Uncovering Europe's best budget hotels since 2001.
Where would you go if you wanted to sport crazy tights and ride Critical Mass? Or don a wool blanket while dining out at the latest ‘It’ restaurant? A place where ‘sör’ means ‘beer’ and ‘bor’ means wine?
Budapest, babája (baby)!
During a recent to trip to the Hun capital, we noticed the city under siege thanks to a few fun trends. One of the easiest places to spot the latest fashions is the Liszt tér. An artery of the Andrassy út, the tér is made up of a long strip of parkland featuring a bronze statue of Liszt, looking windblown and surrounded by airy cafés.
The ideal locale for people watching? We like to hunker down in a wicker chair in front of one of the square’s cafés. With a wool blanket, of course. That’s right Cheapos. Local women take to wrapping themselves in the colorful blankets on chilly nights, but not only that: they’re also fans of covering their gams with eccentric tights. Patterns of every stripe are represented, it seems, adding frivolity to otherwise conservative dress.
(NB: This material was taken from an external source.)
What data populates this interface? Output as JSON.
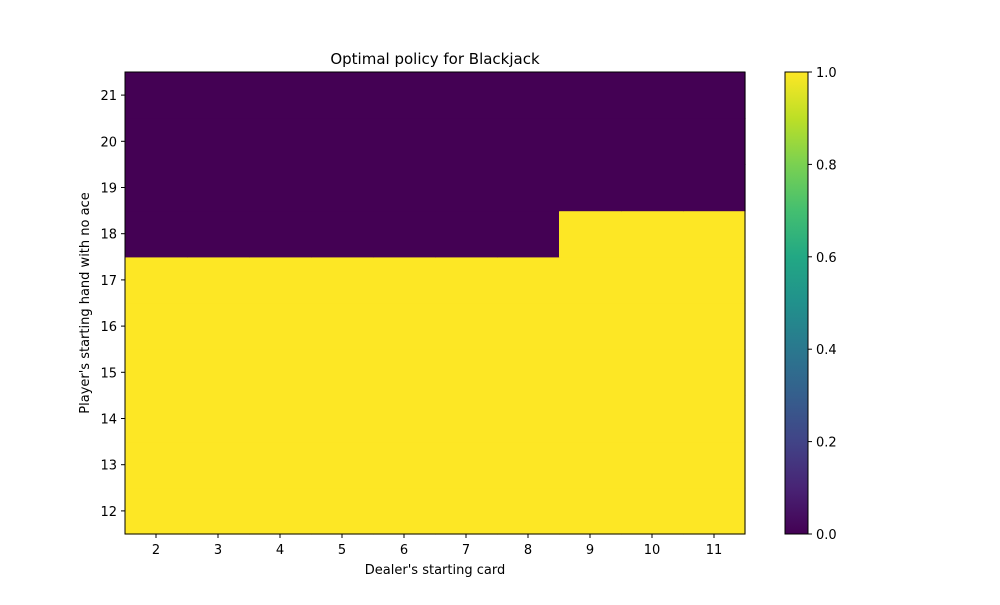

The Liszt tér eateries are optimal for observing the local peacock procession, and the food is delicious. We returned several times to Café Vian for their HUF1350 ($7) Hawaiian salad. The cappuccinos are HUF380 ($2) each and mojitos run HUF1500 ($8). The highly publicized Menza was also a treat. One Friday night we dined on veal paprika with a side order of white asparagus. The whole spread was HUF3060 ($16) including drinks.
Finally, we read in several guide books Budapest is not a bike friendly town. A confusing claim since we saw bikes everywhere and the local chapter of Critical Mass is quite active. The group, which begun officially in 2004, fights for the right to ride a bike in the congested city while calling attention to automobile induced pollution. The latest demonstration on wheels was held on Earth Day, April 22, 2007.